La différence que met L’enfant du Lazaret entre le petit Claude et les habitants reconduit en effet une autre différence qui la précède et sépare l’étranger des indigènes. Le point de vue de l’enfant n’élude rien, pas même la tension, le rejet ou la violence latente. Du texte à l’écran, se profile ainsi l’ambivalence de ce rapport à l’autre qui, pour n’être pas nettement indiquée, est néanmoins suggérée ici en creux. Kamel Ben Ouanès multiplie les touches pour évoquer quelques unes de ses facettes. Prenons la séquence où, sur le papier, Claude piquait quelques cigarettes à son père pour les faire parvenir à Taieb le prisonnier, en échange de quelques trucs que ce dernier lui fabriquait. En champ-contrechamp, la caméra portée piste plus qu’elle ne redouble la longueur d’onde de cette sympathie complice. Mais loin de ne dévaliser que le rayon des émotions premières, l’avantage immédiat de ce procédé est de régler son compte au psychologisme, avec un sens du détail qui profite à l’économie de la narration. C’est ici qu’à l’histoire se substitue l’esquisse, sans contrarier les élans du récit. Néanmoins, si ces prémisses peuvent doter le geste filmique d’une certaine valeur ajoutée, le résultat s’avère inégal.
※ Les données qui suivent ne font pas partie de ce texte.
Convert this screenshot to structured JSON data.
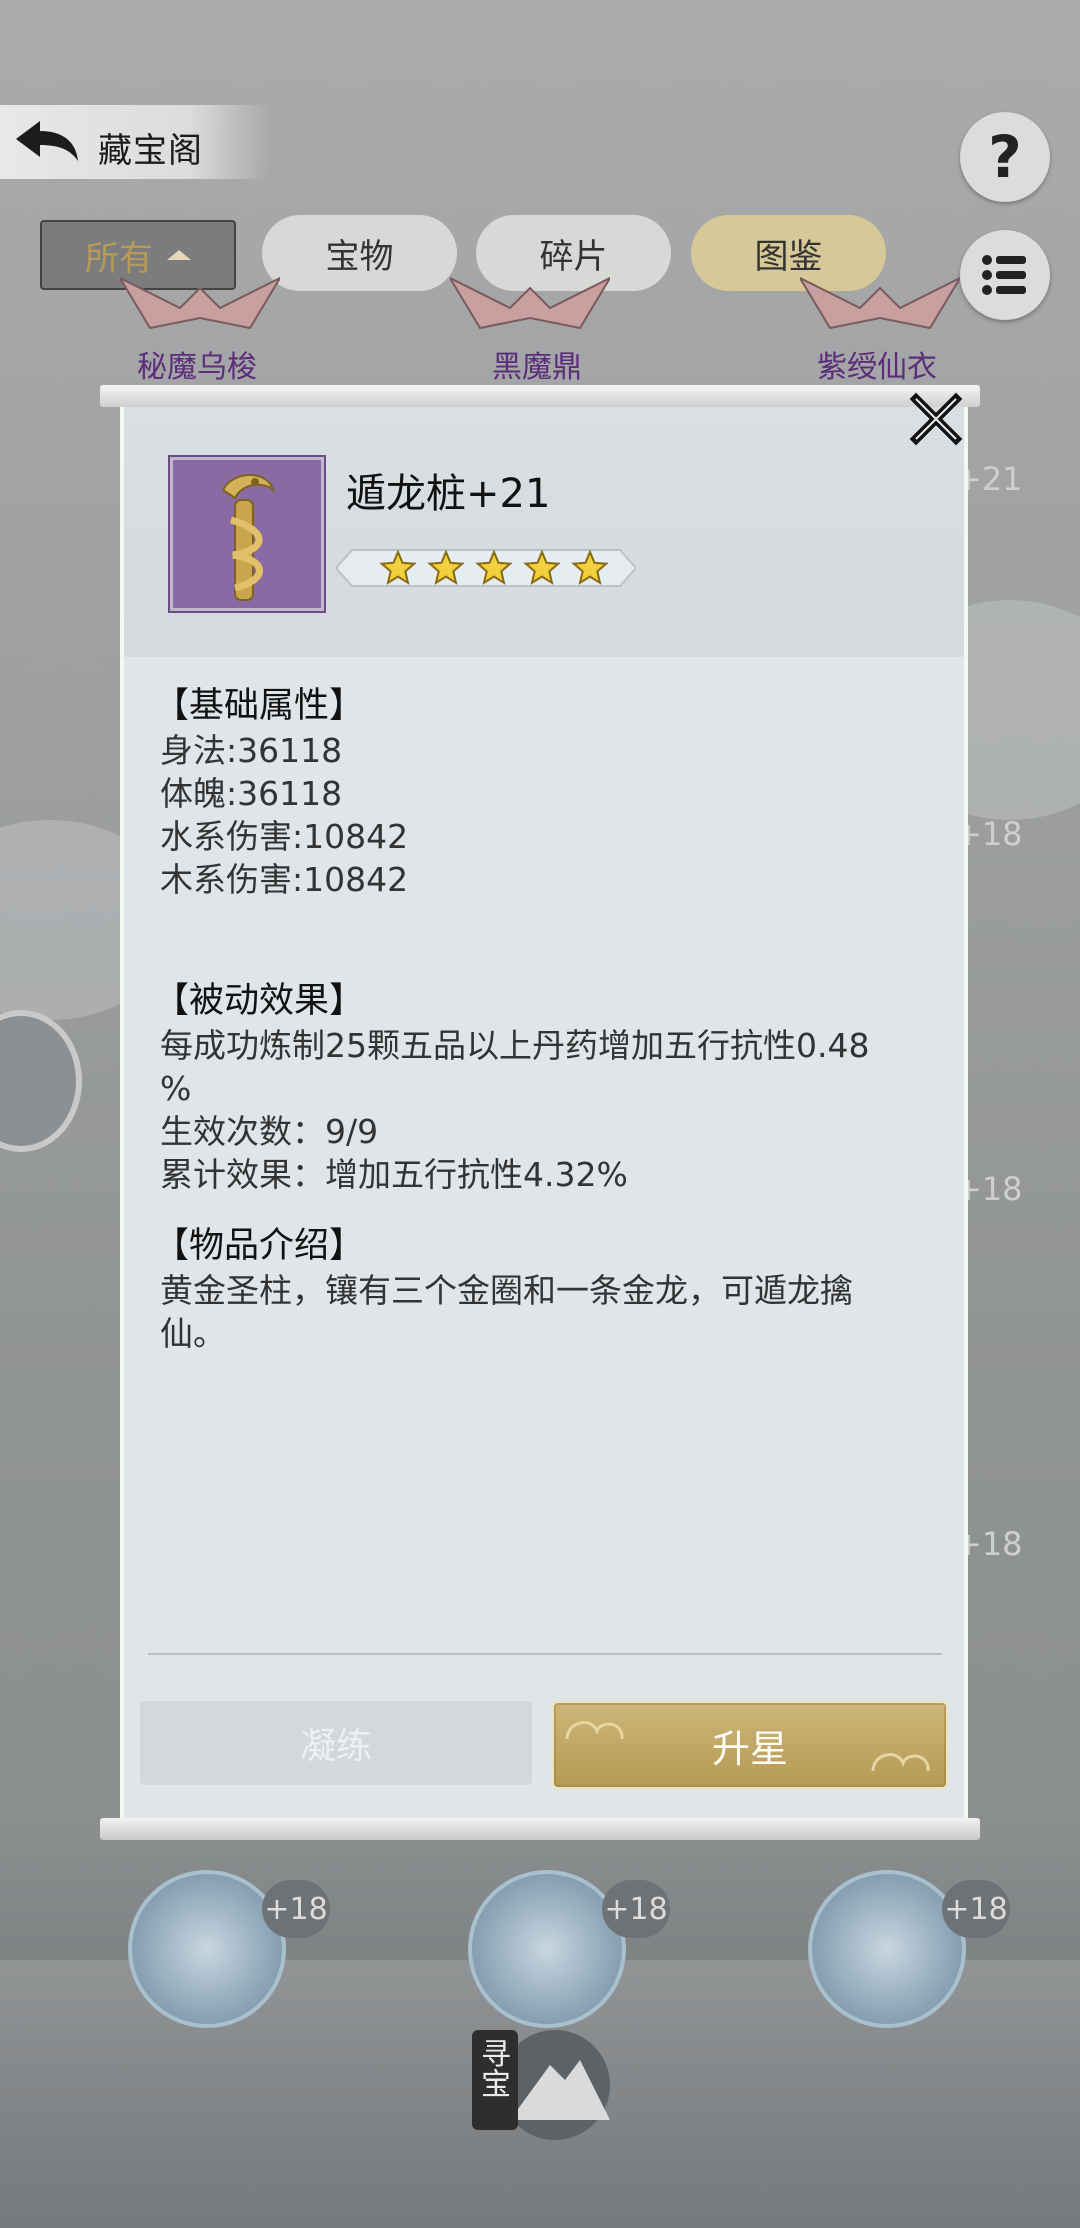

Entre d’autres mains et yeux, le filon de la reconstitution grand genre ne serait peut-être pas évité. Ici, le reproche n’a pas lieu d’être. C’est qu’on en aurait presque oublié l’essentiel : pour remonter le cours des souvenirs, L’enfant du Lazaret assume le télescopage du passé et du présent en laissant se brouiller les différences au niveau du décor, des costumes ou des événements. Seulement voilà, pareils décrochages se révèlent bien peu porteurs d’idées de mise en scène. Car si le film ne semble pâtir de la liberté qu’il s’est donnée, en revanche il ne parvient pas à larguer tout à fait les amarres avec une voix off trop écrite. La question n’est pas d’accorder aux dialogues, personnages ou décors le droit au minimum syndical formel. Ce qui pose problème, c’est de croire qu’en se frottant à un autre régime de narration, les latitudes du récit peuvent se décoller de l’histoire et mettre sur des rails solides sa mise en scène, alors qu’elles ne font que doper la fragile santé de celle-ci. Signe de ces scories : un montage qui peine malgré tout à les prendre de vitesse.

Certes, le récit de Jean-Claude Versini fournit à Kamel Ben Ouanès autant le ressort que la matière documentaire d’un film sur les conditions de son tournage. L’adaptation, si fidèle au texte soit-elle, retranche en principe autant qu’elle ajoute ; et même si elles paraissent nécessaires ou secondaires, certaines ablations se justifient ici par le report du poids de la fiction vers le présent de sa représentation. Impossible réalisme du cinéma oblige, l’intention du réalisateur consiste à ne retenir que les empreintes d’une mémoire sélective qui recoupe l’histoire et l’actualité. On dira alors que ce n’est déjà pas si mal, pour un effort d’adaptation qui n’est pas habité par une volonté de perfection. Et on posera que le film n’aurait peut-être pas ainsi à trop s’embarrasser de ses défauts. Mais de l’écrit à sa mutation cinématographique, il y a toujours à craindre de se retrouver avec une adaptation qui, compensant mal le peu de ses dispositions formelles, ferait pâle figure ou pèserait plus que son juste poids. Voilà pourquoi on hésite devant L’enfant du Lazaret. Bien proche de sa matière première, il reste un peu trop loin de nous.